Bajo el gobierno de Constantino, la provincia de Judea fue unida a Arabia. Ustedes saben que la religión mahometana considera a Jerusalén como uno de los tres lugares santos de los árabes, no mientras era territorio judío sino cientos de años después, cuando era provincia del Imperio de Bizancio, allá por los años 634, 636 de la era cristiana, y desde entonces fue territorio árabe, hasta que en mayo de 1948 se estableció allí el Estado de Israel. Pero como dijimos al comenzar esta charla, ese Estado es el producto del sistema capitalista tal como éste vino a desarrollarse en el siglo XIX. Ya estuvimos hablando de que desde 1838 Inglaterra estableció en Jerusalén un Consulado que tenía la misión de ofrecer protección a los judíos que hubiera en la ciudad, y nos referimos a los planes ingleses, expuestos en el 1840, de formar en Palestina un Estado que fuera una cuña colocada entre los árabes de África y los árabes de Asia. Y ahora debemos decir que en el año 1839 el judío inglés Mosés Montifiori, que seguramente debió ser hijo de algún judío italiano porque su apellido quiere decir los montes de las flores, y que tenía el título de Sir, un título de nobleza de Inglaterra, propuso un plan de colonización judía en Palestina, y fue a base de ese plan de Sir Mosés Montifiori que se hizo en 18561a primera plantación de naranjos en la región.
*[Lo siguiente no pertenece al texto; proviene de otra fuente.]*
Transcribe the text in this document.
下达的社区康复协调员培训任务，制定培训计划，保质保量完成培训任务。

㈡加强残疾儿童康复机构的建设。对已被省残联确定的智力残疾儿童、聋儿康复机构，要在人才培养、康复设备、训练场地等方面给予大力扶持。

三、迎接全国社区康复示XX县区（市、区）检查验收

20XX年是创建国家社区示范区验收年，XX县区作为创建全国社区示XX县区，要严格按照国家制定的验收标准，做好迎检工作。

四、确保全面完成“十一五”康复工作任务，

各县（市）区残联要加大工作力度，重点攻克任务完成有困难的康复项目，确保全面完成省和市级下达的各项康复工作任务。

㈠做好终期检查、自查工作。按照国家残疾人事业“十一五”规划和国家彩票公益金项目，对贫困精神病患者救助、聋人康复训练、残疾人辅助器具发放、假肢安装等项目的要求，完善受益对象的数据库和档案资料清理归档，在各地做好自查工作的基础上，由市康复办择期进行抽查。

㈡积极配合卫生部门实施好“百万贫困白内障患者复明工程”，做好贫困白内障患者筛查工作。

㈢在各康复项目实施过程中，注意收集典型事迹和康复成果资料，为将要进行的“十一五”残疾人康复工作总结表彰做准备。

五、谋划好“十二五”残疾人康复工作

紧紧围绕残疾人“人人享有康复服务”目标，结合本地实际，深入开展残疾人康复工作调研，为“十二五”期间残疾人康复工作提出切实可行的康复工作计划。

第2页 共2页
En el 1870, Charles Netter fundó una escuela agrícola en la colonia de judíos llamada Mileve Israel. y el Barón Edmond de Rothschild, de la familia de los grandes banqueros judíos que estaban establecidos en Inglaterra y en Francia, compró tierras y organizó en el sur de Palestina una siembra de viñedos. (El viñedo es la planta de la cual sale la uva, y con la uva se hace el vino. Fíjense que la palabra viñedo y la palabra vino se parecen mucho). Toda esa actividad, organizada por grandes figuras del judaísmo inglés del siglo pasado respondía a un plan de expansión del capitalismo industrial inglés, que era entonces el que se hallaba a la cabeza del desarrollo industrial del sistema capitalista.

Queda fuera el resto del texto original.